UG2 Prize Challenge evaluates algorithms for enhancement of images/videos at scale. The most successful and innovative teams will be invited to present at the CVPR 2018 workshop. We provide two challenge categories:

  1. Image Enhancement to Facilitate Manual Inspection
  2. Image Enhancement to Improve Automatic Object Recognition

Each challenge will have:

  • $25K awarded to the top scoring entry (including travel money to attend CVPR 2018)
  • $12.5K awarded to the runner up (including travel money to attend CVPR 2018)

Participants may submit algorithms to both of the challenges, with a limit of 3 algorithms submitted per challenge. The registration form must be completed by one of the team contributors, indicating the team's affiliation, contact information and challenges in which the team will participate.


1. Image Enhancement to Facilitate Manual Inspection

The first challenge will be an evaluation of the qualitative enhancement of images (super-resolution, de-noising, and deblurring are within scope here) from a sequestered testing dataset. At least one test in the challenge will include calibration chart ground-truth: charts with vertical lines and color calibration data.

Scoring in this case will make use of human raters voting on perceived improvement. In order to do this, we will use Amazon’s Mechanical Turk service to crowdsource the judgements over large populations of raters. A likert-scale based task will be deployed, whereby a reasonably large number of raters will determine which image, the original or the restored/enhanced version, is of higher quality.

Further, inspired by visual psychophysics, rater reaction time will be used to gauge the difficulty of presented image pairs. This will allow us to assign weights to each result (i.e., if a rater takes a long time to determine that an enhanced image is better, it may not be as good as a result where the rater immediately made the same conclusion). This will be factored into the final score.

2. Image Enhancement to Improve Automatic Object Recognition

The second challenge will be an evaluation of classification improvement. The evaluation protocol will allow participants to make use of some within dataset training data, and as much out of dataset training data as they would like for training / validation purposes. Participants will not be tasked with the creation of novel classification algorithms.

In order to establish good baselines for classification performance before and after the application of image enhancement and restoration algorithms, the testing will make use of a selection of common deep learning approaches to recognize annotated objects and then considered the correct classification rate. Namely, the Keras versions of the pre-trained networks VGG16 and VGG19, Inception V3, and ResNet50.

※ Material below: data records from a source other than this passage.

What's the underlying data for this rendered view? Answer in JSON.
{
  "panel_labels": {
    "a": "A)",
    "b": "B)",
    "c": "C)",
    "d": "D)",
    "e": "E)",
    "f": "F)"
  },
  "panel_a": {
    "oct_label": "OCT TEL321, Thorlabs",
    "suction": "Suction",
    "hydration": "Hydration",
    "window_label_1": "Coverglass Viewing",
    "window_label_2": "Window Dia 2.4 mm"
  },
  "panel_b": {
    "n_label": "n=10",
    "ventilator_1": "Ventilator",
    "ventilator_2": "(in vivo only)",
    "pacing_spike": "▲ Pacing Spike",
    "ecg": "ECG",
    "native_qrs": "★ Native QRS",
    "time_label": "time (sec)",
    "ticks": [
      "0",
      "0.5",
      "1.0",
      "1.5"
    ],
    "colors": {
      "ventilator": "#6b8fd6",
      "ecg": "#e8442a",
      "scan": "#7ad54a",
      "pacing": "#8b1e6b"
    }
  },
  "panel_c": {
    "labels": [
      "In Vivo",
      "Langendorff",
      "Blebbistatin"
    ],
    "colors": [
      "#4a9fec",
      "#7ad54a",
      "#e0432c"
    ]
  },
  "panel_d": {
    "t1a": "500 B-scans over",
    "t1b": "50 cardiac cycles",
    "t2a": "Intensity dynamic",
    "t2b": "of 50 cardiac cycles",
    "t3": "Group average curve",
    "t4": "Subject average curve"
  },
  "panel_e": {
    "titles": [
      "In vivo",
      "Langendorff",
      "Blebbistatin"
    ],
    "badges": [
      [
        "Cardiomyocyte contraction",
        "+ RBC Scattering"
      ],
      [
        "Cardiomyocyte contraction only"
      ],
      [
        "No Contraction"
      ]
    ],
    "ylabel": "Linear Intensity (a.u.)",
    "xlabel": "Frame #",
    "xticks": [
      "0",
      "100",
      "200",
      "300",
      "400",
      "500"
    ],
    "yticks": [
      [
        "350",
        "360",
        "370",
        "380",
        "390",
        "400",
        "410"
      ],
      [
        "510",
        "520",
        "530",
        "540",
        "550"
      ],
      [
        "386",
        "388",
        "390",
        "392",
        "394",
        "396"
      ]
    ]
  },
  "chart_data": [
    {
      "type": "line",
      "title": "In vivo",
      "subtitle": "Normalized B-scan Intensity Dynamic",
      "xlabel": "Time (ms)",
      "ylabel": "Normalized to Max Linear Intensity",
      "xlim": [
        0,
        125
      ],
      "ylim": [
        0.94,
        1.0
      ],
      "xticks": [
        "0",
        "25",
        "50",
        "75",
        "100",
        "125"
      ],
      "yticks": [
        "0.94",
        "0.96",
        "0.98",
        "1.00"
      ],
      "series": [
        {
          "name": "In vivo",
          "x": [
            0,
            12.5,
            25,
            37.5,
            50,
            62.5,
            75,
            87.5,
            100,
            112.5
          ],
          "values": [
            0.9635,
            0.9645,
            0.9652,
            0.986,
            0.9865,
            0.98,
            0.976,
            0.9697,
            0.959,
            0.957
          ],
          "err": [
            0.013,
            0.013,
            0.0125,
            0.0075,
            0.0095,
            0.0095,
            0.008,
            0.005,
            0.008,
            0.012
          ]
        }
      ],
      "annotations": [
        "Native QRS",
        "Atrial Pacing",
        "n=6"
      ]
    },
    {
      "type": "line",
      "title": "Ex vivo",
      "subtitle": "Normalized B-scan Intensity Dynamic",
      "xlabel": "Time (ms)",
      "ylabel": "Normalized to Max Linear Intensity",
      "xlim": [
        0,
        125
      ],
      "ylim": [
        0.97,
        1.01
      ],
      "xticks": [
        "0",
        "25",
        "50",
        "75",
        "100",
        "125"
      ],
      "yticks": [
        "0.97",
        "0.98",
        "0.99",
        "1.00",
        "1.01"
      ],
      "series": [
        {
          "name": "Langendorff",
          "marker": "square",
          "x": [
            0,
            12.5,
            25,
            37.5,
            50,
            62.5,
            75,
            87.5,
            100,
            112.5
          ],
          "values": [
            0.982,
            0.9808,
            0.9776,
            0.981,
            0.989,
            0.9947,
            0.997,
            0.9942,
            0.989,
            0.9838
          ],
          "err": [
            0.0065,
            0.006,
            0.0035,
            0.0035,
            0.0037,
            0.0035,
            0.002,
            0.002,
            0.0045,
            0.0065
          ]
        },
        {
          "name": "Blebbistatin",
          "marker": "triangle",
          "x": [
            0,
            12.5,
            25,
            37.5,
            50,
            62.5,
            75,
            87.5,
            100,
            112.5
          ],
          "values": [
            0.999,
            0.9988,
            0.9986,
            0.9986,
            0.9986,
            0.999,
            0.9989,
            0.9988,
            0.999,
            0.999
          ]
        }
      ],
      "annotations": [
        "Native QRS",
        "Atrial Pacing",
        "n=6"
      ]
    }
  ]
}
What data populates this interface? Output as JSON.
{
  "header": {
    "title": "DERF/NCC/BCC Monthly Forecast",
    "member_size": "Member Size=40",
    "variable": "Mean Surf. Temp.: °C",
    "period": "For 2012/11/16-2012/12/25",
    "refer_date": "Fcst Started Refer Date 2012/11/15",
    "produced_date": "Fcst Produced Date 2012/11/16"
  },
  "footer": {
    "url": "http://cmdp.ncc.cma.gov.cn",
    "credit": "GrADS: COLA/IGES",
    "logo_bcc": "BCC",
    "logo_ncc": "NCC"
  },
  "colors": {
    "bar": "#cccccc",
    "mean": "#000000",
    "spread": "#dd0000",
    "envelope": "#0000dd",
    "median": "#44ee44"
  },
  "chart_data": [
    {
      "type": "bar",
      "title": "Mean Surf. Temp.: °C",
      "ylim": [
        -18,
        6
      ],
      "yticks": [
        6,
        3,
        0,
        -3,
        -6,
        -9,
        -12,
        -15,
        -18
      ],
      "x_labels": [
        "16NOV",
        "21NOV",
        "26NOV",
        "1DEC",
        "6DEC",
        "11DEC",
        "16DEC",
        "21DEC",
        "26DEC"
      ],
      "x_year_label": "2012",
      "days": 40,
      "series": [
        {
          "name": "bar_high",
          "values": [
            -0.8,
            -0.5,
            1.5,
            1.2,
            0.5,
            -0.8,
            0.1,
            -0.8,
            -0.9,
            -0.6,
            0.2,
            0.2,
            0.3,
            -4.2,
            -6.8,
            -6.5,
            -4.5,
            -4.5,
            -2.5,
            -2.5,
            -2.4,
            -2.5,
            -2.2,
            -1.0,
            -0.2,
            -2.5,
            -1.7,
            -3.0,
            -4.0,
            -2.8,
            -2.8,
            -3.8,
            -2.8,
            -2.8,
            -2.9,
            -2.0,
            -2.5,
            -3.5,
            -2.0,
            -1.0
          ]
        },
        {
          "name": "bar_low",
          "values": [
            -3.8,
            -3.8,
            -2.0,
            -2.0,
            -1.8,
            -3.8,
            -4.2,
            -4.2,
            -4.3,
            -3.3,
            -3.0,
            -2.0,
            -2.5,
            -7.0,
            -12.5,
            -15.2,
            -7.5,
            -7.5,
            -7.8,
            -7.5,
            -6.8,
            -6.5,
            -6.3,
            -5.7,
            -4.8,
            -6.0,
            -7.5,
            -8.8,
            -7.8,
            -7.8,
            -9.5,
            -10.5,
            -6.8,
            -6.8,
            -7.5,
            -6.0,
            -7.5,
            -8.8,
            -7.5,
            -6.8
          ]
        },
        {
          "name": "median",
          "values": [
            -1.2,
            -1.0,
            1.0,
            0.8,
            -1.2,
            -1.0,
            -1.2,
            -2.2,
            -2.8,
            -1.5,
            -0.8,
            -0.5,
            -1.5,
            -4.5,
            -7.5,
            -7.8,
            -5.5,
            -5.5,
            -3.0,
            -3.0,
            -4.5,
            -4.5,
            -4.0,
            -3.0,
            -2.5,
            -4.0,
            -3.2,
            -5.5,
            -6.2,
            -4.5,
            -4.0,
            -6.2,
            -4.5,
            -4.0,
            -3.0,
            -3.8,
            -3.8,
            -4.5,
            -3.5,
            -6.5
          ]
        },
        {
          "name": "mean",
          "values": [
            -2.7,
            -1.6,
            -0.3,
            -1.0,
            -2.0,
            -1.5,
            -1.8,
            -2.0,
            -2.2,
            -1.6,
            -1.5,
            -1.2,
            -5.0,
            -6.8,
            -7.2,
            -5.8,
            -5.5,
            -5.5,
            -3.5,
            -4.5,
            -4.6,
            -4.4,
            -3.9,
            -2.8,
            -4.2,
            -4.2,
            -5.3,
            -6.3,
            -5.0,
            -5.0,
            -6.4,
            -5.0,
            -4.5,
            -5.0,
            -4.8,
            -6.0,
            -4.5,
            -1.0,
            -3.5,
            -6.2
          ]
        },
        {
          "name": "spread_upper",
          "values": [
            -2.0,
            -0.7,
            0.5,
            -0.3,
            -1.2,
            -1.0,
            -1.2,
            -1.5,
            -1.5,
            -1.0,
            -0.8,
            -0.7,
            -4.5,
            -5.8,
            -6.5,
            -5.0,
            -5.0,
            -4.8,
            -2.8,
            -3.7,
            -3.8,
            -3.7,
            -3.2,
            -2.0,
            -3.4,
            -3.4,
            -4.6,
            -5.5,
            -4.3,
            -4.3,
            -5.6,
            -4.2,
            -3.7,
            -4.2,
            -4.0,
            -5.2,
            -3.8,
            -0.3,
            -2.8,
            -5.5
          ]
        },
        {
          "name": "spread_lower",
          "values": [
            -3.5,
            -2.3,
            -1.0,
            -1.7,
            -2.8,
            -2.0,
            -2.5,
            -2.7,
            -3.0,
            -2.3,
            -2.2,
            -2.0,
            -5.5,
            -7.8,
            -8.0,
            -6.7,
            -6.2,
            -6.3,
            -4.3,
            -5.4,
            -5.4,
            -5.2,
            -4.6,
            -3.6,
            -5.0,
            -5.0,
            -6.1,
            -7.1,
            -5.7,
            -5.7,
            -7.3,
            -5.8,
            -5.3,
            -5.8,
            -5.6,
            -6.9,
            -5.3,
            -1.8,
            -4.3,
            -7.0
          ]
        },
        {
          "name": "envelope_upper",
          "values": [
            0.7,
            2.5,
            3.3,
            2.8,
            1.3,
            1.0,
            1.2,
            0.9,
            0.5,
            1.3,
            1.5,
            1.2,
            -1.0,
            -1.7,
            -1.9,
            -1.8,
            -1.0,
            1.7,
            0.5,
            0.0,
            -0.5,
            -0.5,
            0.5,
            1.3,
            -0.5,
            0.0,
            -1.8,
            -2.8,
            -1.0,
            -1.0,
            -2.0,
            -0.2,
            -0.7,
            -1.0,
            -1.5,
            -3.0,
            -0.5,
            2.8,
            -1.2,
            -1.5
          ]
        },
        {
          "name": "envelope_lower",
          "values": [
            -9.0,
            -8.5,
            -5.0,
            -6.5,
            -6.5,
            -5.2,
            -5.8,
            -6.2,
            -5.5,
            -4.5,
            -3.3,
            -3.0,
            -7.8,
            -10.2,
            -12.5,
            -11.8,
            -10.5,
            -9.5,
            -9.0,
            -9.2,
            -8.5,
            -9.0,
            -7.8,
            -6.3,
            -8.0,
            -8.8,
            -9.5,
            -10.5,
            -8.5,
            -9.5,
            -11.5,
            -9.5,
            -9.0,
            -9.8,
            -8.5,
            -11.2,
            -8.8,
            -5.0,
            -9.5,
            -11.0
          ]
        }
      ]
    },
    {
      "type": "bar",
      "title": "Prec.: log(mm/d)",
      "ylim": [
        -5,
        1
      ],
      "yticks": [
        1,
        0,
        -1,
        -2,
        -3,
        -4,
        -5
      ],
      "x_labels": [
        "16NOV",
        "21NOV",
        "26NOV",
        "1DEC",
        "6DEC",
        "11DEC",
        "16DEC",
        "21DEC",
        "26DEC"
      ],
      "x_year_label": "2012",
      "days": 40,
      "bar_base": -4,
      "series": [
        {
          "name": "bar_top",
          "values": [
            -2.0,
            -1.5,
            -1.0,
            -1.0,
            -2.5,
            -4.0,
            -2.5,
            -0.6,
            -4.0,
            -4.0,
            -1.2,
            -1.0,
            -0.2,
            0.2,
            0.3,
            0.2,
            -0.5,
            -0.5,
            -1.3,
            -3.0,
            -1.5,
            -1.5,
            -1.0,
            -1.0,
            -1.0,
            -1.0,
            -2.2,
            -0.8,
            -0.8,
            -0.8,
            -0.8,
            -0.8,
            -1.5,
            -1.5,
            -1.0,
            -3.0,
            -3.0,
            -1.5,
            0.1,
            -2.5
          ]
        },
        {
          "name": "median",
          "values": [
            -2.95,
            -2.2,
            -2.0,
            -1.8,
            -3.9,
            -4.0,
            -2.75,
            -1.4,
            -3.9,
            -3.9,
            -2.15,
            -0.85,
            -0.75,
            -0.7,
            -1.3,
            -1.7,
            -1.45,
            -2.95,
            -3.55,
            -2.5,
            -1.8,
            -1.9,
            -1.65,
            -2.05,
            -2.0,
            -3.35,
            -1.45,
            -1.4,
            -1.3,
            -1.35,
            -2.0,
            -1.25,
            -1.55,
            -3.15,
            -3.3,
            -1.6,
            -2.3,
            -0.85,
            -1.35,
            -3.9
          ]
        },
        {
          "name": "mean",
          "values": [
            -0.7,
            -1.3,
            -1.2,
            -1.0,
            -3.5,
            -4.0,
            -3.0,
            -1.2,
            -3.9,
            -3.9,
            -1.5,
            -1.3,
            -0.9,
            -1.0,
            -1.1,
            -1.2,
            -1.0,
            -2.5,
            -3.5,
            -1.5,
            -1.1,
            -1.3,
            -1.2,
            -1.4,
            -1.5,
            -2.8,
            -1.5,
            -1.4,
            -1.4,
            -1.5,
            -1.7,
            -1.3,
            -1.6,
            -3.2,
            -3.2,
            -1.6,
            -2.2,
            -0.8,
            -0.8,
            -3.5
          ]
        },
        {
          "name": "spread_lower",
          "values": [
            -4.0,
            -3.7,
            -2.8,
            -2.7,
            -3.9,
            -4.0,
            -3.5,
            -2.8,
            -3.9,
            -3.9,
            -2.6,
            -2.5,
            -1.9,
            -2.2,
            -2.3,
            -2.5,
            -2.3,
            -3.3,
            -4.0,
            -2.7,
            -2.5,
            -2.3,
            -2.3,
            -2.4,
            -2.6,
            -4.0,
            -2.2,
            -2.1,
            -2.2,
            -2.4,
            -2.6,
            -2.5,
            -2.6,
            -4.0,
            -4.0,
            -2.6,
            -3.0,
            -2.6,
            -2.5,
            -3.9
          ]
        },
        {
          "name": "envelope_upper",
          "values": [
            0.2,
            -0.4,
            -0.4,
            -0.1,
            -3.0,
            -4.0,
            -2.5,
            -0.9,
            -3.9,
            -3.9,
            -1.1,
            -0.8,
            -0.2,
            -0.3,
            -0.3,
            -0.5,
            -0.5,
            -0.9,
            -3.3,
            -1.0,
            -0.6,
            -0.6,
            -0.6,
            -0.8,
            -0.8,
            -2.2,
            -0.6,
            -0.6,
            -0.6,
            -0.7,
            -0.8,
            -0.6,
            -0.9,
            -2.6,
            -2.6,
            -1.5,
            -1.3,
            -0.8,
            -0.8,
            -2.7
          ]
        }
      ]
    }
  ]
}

Each candidate restoration or enhancement algorithm will be treated as an image pre-processing step to prepare sequestered test images to be submitted to all four networks, which serve as canonical classification references.

Classification Metrics

The networks used for the UG2 classification task return a list of the ImageNet synsets along with the probability of the object belonging to each of the synsets classes. However, taking into account that in some cases it is impossible to provide a fine-grained labeling for the annotated objects, we defined 31 super-classes for the dataset most of them composed by more than one ImageNet synset. For example, the Car super-class would contain ImageNet synsets such as n02930766: cab, n03594945: jeep, n04467665: trailer truck, etc.

That is, each annotated image i has a single super-class label Li which in turn is defined by a set of ImageNet synsets Li={s1, s2, ..., si}. For a complete list of the equivalencies between UG2 superclasses and ImageNet synsets, see: UG2's' supplemental material

To measure accuracy, we observe the number of correctly identified synsets in the top 5 predictions made by each pre-trained network. A prediction is considered to be correct if it's synset belongs to the set of synsets in the ground-truth super-class label. We use two metrics for this. The first measures the rate of detection of at least 1 correctly classified synset class. In other words, for a super-class label (Li = {s1, ..., sn}), a network is able to detect 1 or more correctly classified synsets in the top 5 predictions. The second measures the rate of detecting all the possible correct synset classes in the super-class label synset set. For example, for a super-class label (Li = {s1, s2, s3}), a network is able to detect 3 correct synsets in the top 5 labels.